Mr Byrne (85) is to be laid to rest on Friday. He died on Monday following a long period of ill-health.
The president said the long-time Late Late Show presenter was "very fair and I think that was impressive".
He said the landmark Friday night show set the tone for Irish public debate.
"By Sunday and the weekend he had defined the conversation," Mr Higgins said.
"I recall meeting him at various theatre events and I always remember how kind he was and he'd always come and say something decent to you."
RTÉ broadcast a special edition of The Late Late Show on Tuesday night in tribute to Mr Byrne, who presented the programme for 37 years before his departure in 1999.
The programme heard from guests including Mr Byrne's Late Late Show successor Pat Kenny, musician Bob Geldof, comedian Tommy Tiernan and journalists Eamon Dunphy and Vincent Browne.
Mr Tiernan said he had only got to know the presenter in the last three years but would often meet him and his friend Harry Crosbie for pizza and whiskey.
"It was surreal sitting down talking to him because it's almost as if it's an out of body experience," he said.
"You're doing your work and part of you is thinking, 'Jesus!
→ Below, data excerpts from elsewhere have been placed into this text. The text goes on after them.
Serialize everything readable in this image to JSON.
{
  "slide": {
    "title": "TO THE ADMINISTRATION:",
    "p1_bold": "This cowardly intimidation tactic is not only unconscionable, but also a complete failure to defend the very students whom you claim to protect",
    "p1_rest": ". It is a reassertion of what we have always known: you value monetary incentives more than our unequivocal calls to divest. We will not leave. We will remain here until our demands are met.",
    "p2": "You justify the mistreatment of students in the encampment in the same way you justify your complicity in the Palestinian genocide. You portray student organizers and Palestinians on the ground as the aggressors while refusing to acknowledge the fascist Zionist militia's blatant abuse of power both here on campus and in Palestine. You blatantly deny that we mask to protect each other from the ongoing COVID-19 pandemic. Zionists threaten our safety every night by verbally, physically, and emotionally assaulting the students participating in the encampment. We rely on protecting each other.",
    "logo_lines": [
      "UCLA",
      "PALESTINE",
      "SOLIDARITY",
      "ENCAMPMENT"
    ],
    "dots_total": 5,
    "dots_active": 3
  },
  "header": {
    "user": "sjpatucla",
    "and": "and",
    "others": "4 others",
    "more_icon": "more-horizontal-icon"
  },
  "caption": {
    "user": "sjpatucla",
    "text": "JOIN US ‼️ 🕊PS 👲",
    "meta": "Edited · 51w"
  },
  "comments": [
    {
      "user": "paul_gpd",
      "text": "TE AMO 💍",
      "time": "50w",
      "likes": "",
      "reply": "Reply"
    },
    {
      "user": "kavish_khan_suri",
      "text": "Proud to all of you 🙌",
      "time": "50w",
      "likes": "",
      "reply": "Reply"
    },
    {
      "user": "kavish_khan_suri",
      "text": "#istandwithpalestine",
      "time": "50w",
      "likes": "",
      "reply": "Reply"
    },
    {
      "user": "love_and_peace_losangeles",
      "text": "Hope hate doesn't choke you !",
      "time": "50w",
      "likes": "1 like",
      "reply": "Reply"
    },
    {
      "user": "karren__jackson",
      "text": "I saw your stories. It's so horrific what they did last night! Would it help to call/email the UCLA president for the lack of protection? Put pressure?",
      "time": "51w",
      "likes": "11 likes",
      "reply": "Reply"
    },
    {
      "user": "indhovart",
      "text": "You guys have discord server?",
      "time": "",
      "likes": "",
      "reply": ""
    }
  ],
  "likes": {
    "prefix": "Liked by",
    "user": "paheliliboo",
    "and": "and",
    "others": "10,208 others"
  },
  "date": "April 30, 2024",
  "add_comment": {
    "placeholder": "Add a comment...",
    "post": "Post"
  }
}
That's Gay Byrne'. "
Tuesday's programme ended with a collection of leading musicians, including John Sheahan of The Dubliners, Sharon Shannon, Mary Coughlan and Mary Black, performing The Parting Glass.
Mr Byrne's funeral will take place at the Pro-Cathedral in Dublin at 11.45am on Friday.
The Funeral Mass will be led by Irish Jesuit Provincial Fr Leonard Moloney SJ.
Archbishop of Dublin Diarmuid Martin will lead the Prayers of Final Commendation.
The Archdiocese of Dublin warned any mourners wishing to attend the funeral that access to the Pro-Cathedral will be extremely limited with seating reserved for Mr Byrne's family and friends.